Entre Janeiro e Junho, saíram por Leixões 2,7 milhões de toneladas de cargas de exportação, mais 4,2% do que no primeiro semestre de 2019 e um novo máximo absoluto para o período, anunciou a administração portuária.

Produtos refinados, ferro e aço, papel e cartão, e pedra foram os tipos de carga mais exportada, acrescentou.

“Ficámos muito satisfeitos por percebermos que, apesar da conjuntura actual, inevitavelmente marcada pela paralisação gerada pela Covid-19 e pelo consequente abrandamento da indústria e comércio mundial, a economia regional continuou a servir-se da nossa infra-estrutura portuária para manter o dinamismo possível”, comentou a APDL.

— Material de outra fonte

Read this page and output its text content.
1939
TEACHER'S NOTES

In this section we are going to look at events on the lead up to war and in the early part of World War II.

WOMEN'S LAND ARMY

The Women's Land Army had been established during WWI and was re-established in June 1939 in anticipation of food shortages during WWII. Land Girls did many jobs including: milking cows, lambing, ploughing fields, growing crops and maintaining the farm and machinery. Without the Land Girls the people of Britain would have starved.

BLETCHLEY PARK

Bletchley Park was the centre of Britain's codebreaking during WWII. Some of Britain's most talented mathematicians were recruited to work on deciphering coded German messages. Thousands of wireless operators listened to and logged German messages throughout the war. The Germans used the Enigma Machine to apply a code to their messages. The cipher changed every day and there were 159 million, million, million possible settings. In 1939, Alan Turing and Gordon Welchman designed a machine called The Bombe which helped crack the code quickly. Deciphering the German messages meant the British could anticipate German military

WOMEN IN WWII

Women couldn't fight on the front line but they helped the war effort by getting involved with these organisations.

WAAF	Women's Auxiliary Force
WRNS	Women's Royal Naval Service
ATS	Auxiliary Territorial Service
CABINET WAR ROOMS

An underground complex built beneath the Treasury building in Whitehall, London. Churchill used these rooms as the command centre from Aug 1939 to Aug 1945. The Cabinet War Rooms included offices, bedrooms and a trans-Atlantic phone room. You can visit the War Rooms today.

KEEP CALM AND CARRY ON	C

Na verdade, apesar do recorde o porto nortenho não passou incólume pela crise da Covid-19, e no primeiro semestre movimentou cerca de nove milhões de toneladas, 5,6% abaixo do máximo verificado há um ano.

A principal quebra verificou-se nos granéis líquidos, com menos 15,8% devido à paragem parcial da refinaria da Galp. A carga ro-ro recuou 7%, os granéis sólidos cederam 1,3% e a carga fraccionada baixou 4,4%.

Em alta manteve-se, ainda, a carga contentorizada, com um avanço de 3,4% até aos 3,5 milhões de toneladas.